I think (4) is still morally preferable to causing the kind of disruption to the lives of a million people that plan (3) would involve.
These may seem to be consequentialist arguments. I don't think so. I don't have the same intuitions if we replace the general by the general's innocent child in (2) and (4), even if killing the child were to stop the war (e.g., by making the general afraid that their other children would be murdered).
Alex
ReplyDeleteDoesn't you post here entail that we should murder Putin?
One should never murder anyone. Killing, on the other hand, can sometimes be justified.
ReplyDeleteOne question about killing the leader of an invading country is whether the leader counts as a civilian, since the killing of civilians is forbidden by the Geneva Convention. There is also some worry about the Geneva Convention's killing by "perfidy", which is taken to rule out at least some assassinations. So, as a matter of positive international law, it seems a difficult question.
Were there no international law on the matter, I wouldn't see a significant difference between killing a political leader and killing a general, if both are giving orders to fight. Morally speaking, but not necessarily in international law, both seem to me to be equally combatants.
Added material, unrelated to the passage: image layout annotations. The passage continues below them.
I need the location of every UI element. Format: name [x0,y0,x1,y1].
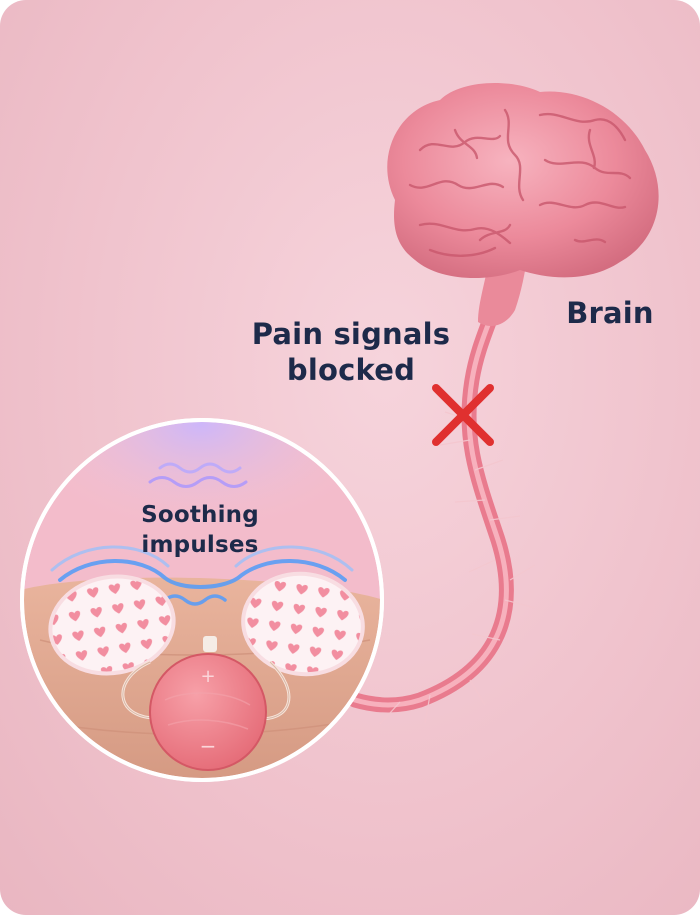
tens-device [149,653,267,771]
brain-label: Brain [566,296,654,330]
nerve-cord [347,247,536,725]
soothing-impulses-label: Soothing impulses [120,500,280,560]
electrode-pad-left [48,574,176,676]
device-minus-symbol: − [199,734,217,758]
device-inset-circle [20,418,384,782]
pain-signals-blocked-label: Pain signals blocked [236,316,466,388]
pain-signals-line1: Pain signals [251,317,451,351]
brain-illustration [387,82,659,279]
soothing-line1: Soothing [141,502,259,528]
pain-signals-line2: blocked [286,353,416,387]
blocked-x-icon [432,384,494,446]
device-plus-symbol: + [200,666,216,687]
electrode-pad-right [241,571,365,677]
impulse-waves [50,462,354,606]
soothing-line2: impulses [141,532,259,558]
Besides the moral and legal questions, there is also a prudential question. In my post I assumed that killing the general would stop the invasion. I got to assume that because I was making up the case. Whether in actual fact killing a leader would stop an invasion is less clear. Indeed such a thing might be seen as such a serious attack on the country that the retaliation might be really horrific.
Alex
ReplyDeleteOf course one should never murder anyone, but the question is: would killing Putin be murder?